On nice days at the community center, Brondhaver would lead the kids on marches down Ludlow Avenue in Clifton's Gaslight District. Brondhaver taught them Army songs.

"They say that in the Army, the coffee's mighty fine," Brondhaver led his chorus. "It looks like muddy water, and tastes like turpentine."

For teenage kids who needed money, Brondhaver culled from his connections at Coney Island to get them jobs picking up trash and helping with parking.

Man of faith first

Brondhaver was heading toward another promotion with the recreation commission when his unit, the 216th Combat Engineer Battalion out of Hamilton, was activated in December, his boss said. They're hoping to have him back at the Mount Washington Community Center after he spends a few weeks recovering at Fort Knox. Brondhaver said he hopes to return to his platoon in Iraq as soon as possible.
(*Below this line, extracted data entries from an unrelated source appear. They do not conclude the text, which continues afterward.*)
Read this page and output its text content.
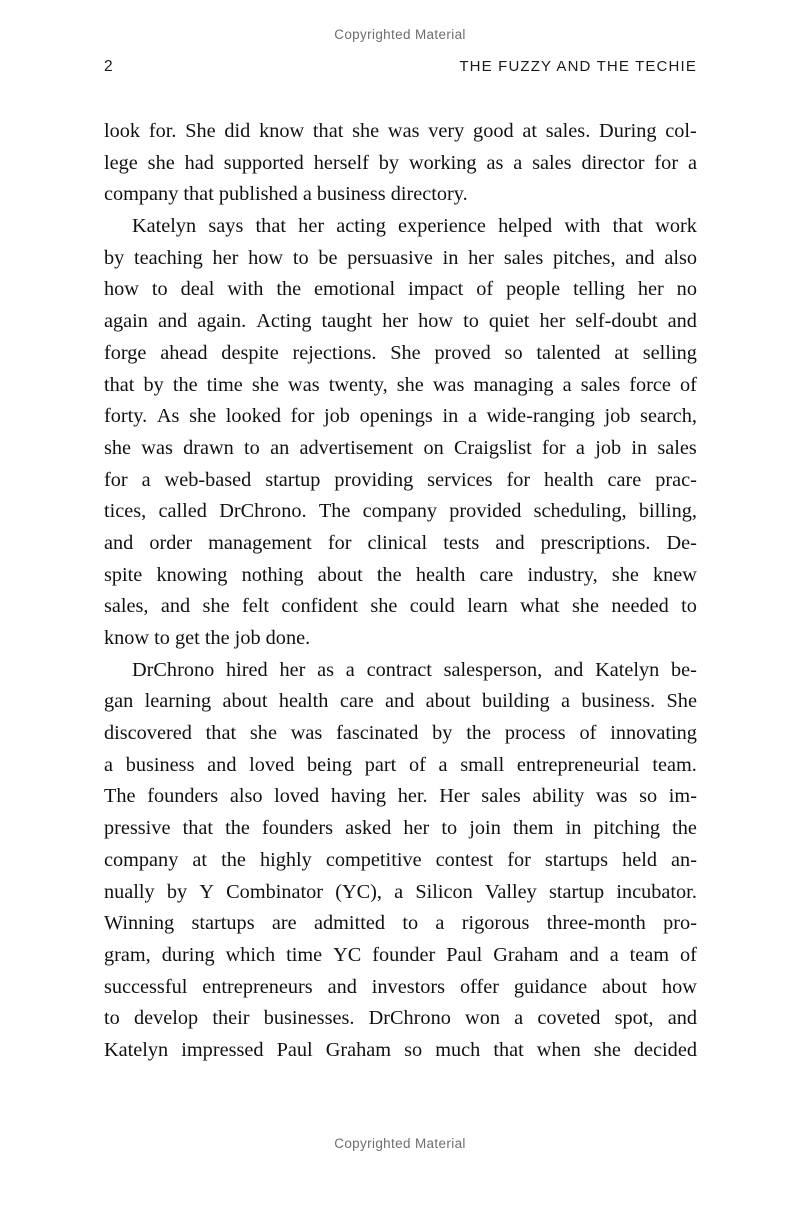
Copyrighted Material
2	THE FUZZY AND THE TECHIE
look for. She did know that she was very good at sales. During col-
lege she had supported herself by working as a sales director for a
company that published a business directory.
Katelyn says that her acting experience helped with that work
by teaching her how to be persuasive in her sales pitches, and also
how to deal with the emotional impact of people telling her no
again and again. Acting taught her how to quiet her self-doubt and
forge ahead despite rejections. She proved so talented at selling
that by the time she was twenty, she was managing a sales force of
forty. As she looked for job openings in a wide-ranging job search,
she was drawn to an advertisement on Craigslist for a job in sales
for a web-based startup providing services for health care prac-
tices, called DrChrono. The company provided scheduling, billing,
and order management for clinical tests and prescriptions. De-
spite knowing nothing about the health care industry, she knew
sales, and she felt confident she could learn what she needed to
know to get the job done.
DrChrono hired her as a contract salesperson, and Katelyn be-
gan learning about health care and about building a business. She
discovered that she was fascinated by the process of innovating
a business and loved being part of a small entrepreneurial team.
The founders also loved having her. Her sales ability was so im-
pressive that the founders asked her to join them in pitching the
company at the highly competitive contest for startups held an-
nually by Y Combinator (YC), a Silicon Valley startup incubator.
Winning startups are admitted to a rigorous three-month pro-
gram, during which time YC founder Paul Graham and a team of
successful entrepreneurs and investors offer guidance about how
to develop their businesses. DrChrono won a coveted spot, and
Katelyn impressed Paul Graham so much that when she decided
Copyrighted Material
But above all, Brondhaver considers himself a man of faith.

Two days before the attack severely injured Brondhaver and killed his buddy, Pfc. Samuel L. Bowen, Brondhaver e-mailed friends and colleagues about how he felt touched by God while in Iraq - and how his war experience made him feel more mortal than ever.

"There has been many unexplainable incidents the 3rd platoon of the 216th has gone through and lived," Brondhaver wrote of his platoon. "The only answer I can come up with is God. Recently God placed me at a wreckage site near the Tigris River where two of my soldiers needed help. I was there to pull them out and render first aid. ... God was the one that placed us there at the right place at the right time. God was the hero, that day and every day."

And, as he thanked American military support groups for sending gifts to troops, Brondhaver wrote what sounds like a harrowing premonition of the attack that would nearly kill him two days later on July 7.

"See, God has a plan for all of us, and His plan is a perfect one," he wrote. "I get through everyday only because it is His will. When it is my time, I can't hide behind an automatic weapon, I can't hide in an armored Humvee, I can't even duck to avoid the incoming grenade, bullet, or mortar. When God says my time is up, then it is my time."